Summary

The website content provides a tutorial on how to update a pre-trained machine learning model with new data using Scikit-learn's warm_start parameter and partial_fit() method.

Abstract

The article on the website offers a step-by-step guide for practitioners looking to incrementally train machine learning models using Scikit-learn. It addresses the challenge of retraining models when new data becomes available, emphasizing the inefficiency of retraining from scratch, especially for large datasets or models that require extensive computational resources. The author illustrates two strategies: using warm_start=True to add new estimators to an existing ensemble model, such as a Random Forest Classifier, and employing the partial_fit() method available in certain models like the SGDClassifier. The tutorial uses the Iris dataset to demonstrate how these methods can improve model performance without discarding previously learned information. The article concludes by encouraging readers to explore the Scikit-learn documentation for models that support incremental learning and to check out the author's Github repository for the code examples used in the tutorial.

Opinions

The author suggests that using warm_start=True and partial_fit() can be more efficient than retraining a model from scratch when new data is available.
It is noted that warm_start=True should not be used in cases where there is concept drift in the data.
The article implies that incremental learning can lead to better model performance, as demonstrated by the improved score when using warm_start=True with additional data.
The author expresses that not all models in Scikit-learn support incremental learning, highlighting the importance of checking the documentation.
There is an encouragement to engage with the author's other content, suggesting that the reader may find additional value in the author's broader body of work.

Machine Learning

How to Add New Data to a Pretrained Model in Scikit-learn

A step-by-step tutorial on how to use warm_start=True and partial_fit() in scikit-learn

When you build a Machine Learning model from scratch, usually, you split your dataset into training and test set, and then you train your model on your training set. Then, you test the performance of your model on your test set, and if you get something decent, you can use your model for prediction.
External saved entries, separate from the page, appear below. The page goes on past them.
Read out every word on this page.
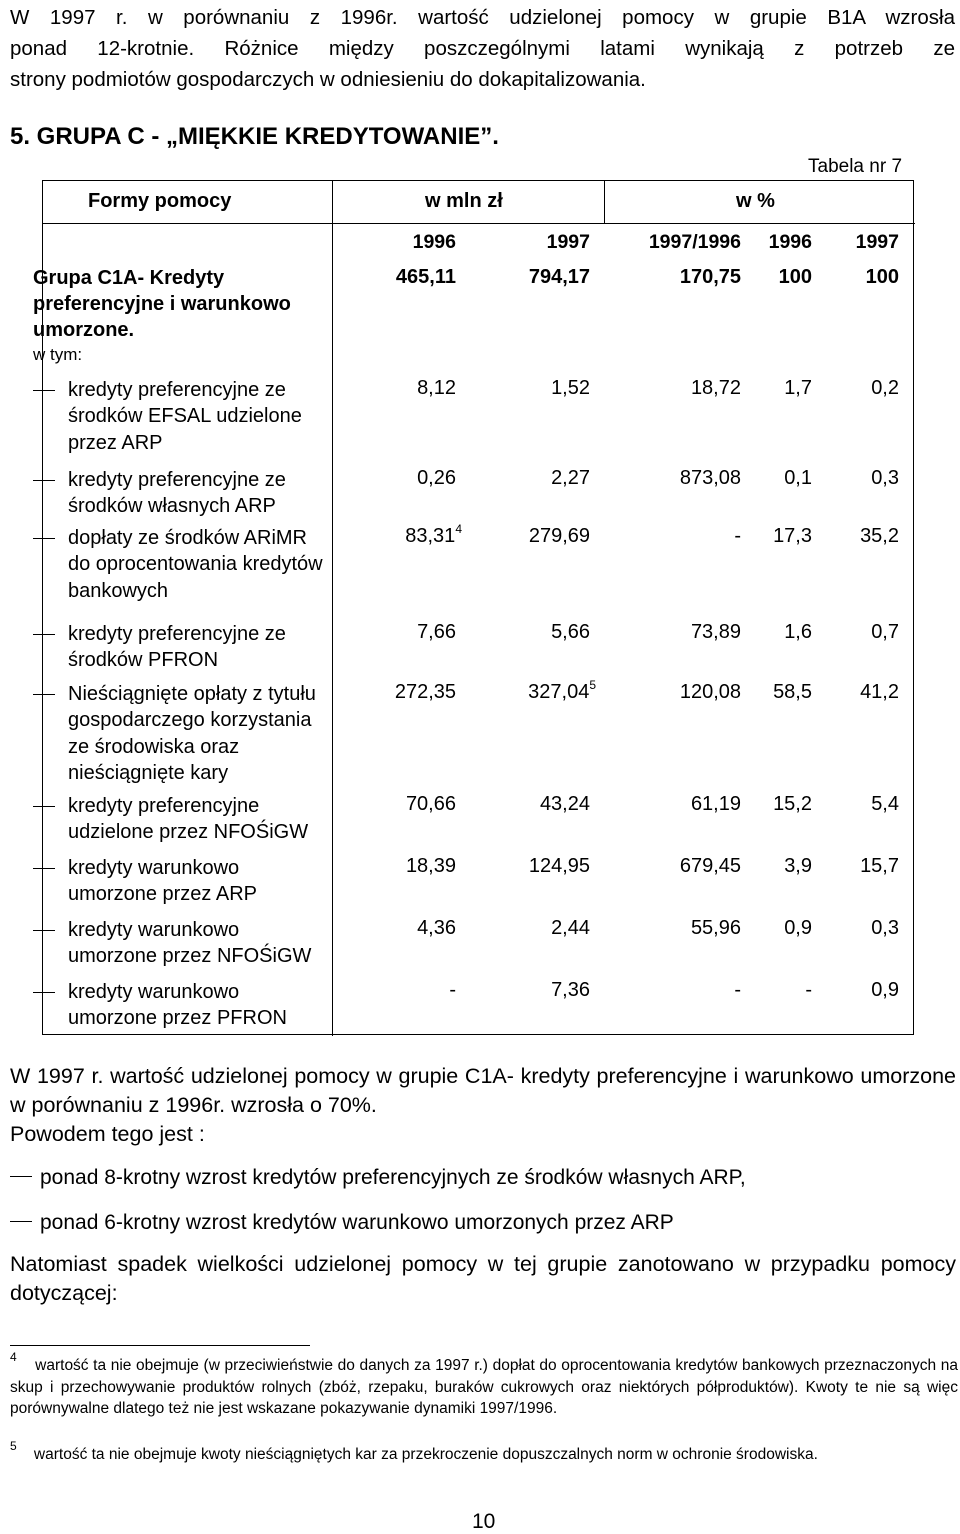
W 1997 r. w porównaniu z 1996r. wartość udzielonej pomocy w grupie B1A wzrosła
ponad 12-krotnie. Różnice między poszczególnymi latami wynikają z potrzeb ze
strony podmiotów gospodarczych w odniesieniu do dokapitalizowania.
5. GRUPA C - „MIĘKKIE KREDYTOWANIE”.
Tabela nr 7
Formy pomocy	w mln zł	w %
1996	1997	1997/1996 1996 1997
Grupa C1A- Kredyty
preferencyjne i warunkowo
umorzone.
w tym:
465,11	794,17	170,75 100	100
kredyty preferencyjne ze
środków EFSAL udzielone
przez ARP
8,12	1,52	18,72 1,7	0,2
kredyty preferencyjne ze
środków własnych ARP
0,26	2,27	873,08 0,1	0,3
dopłaty ze środków ARiMR
do oprocentowania kredytów
bankowych
83,31$^4$	279,69	- 17,3 35,2
kredyty preferencyjne ze
środków PFRON
7,66	5,66	73,89 1,6	0,7
Nieściągnięte opłaty z tytułu
gospodarczego korzystania
ze środowiska oraz
nieściągnięte kary
272,35	327,04$^5$	120,08 58,5 41,2
kredyty preferencyjne
udzielone przez NFOŚiGW
70,66	43,24	61,19 15,2	5,4
kredyty warunkowo
umorzone przez ARP
18,39	124,95	679,45 3,9 15,7
kredyty warunkowo
umorzone przez NFOŚiGW
4,36	2,44	55,96 0,9	0,3
kredyty warunkowo
umorzone przez PFRON
-	7,36	-	-	0,9
W 1997 r. wartość udzielonej pomocy w grupie C1A- kredyty preferencyjne i warunkowo umorzone w porównaniu z 1996r. wzrosła o 70%.
Powodem tego jest :
ponad 8-krotny wzrost kredytów preferencyjnych ze środków własnych ARP,
ponad 6-krotny wzrost kredytów warunkowo umorzonych przez ARP
Natomiast spadek wielkości udzielonej pomocy w tej grupie zanotowano w przypadku pomocy dotyczącej:
$^4$ wartość ta nie obejmuje (w przeciwieństwie do danych za 1997 r.) dopłat do oprocentowania kredytów bankowych przeznaczonych na skup i przechowywanie produktów rolnych (zbóż, rzepaku, buraków cukrowych oraz niektórych półproduktów). Kwoty te nie są więc porównywalne dlatego też nie jest wskazane pokazywanie dynamiki 1997/1996.
$^5$ wartość ta nie obejmuje kwoty nieściągniętych kar za przekroczenie dopuszczalnych norm w ochronie środowiska.
10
But what if new data becomes available at some point?

In other words, how to train an already trained model? Or again, how to add new data to an already trained model?

In this article I try to give some answers to this non-trivial question, using the scikit-learn library. You can check this interesting article by Vidhi Chugh to understand when you need to retrain your model.

One possible (trivial) solution to the previous question, could be to train the model from scratch, by using both old and new data. However, this solution does not scale, if the first training requires a long time.

The solution to the problem is to add samples to an already trained model. And this scikit-learn allows you to do it in some cases. Just follow some precautions.

Scikit-learn proposes two strategies:

partial fit
warm start

To illustrate how to add new data to a pre-trained model in Scikit-learn, I will use a practical example, using the well-known iris dataset, provided by the Scikit-learn library.

warm start

A warm start is a parameter provided by some Scikit-models. If it is set to True, it permits the use of the existing fitted model attributes to initialize a new model in a subsequent call to fit.

For example, you can set warm_start = True in a Random Forest Classifier, then you can fit the model regularly. If you call again the fit method on new data, new estimators will be added to the existing trees. This means that the use of warm_start = True does not change the existing trees.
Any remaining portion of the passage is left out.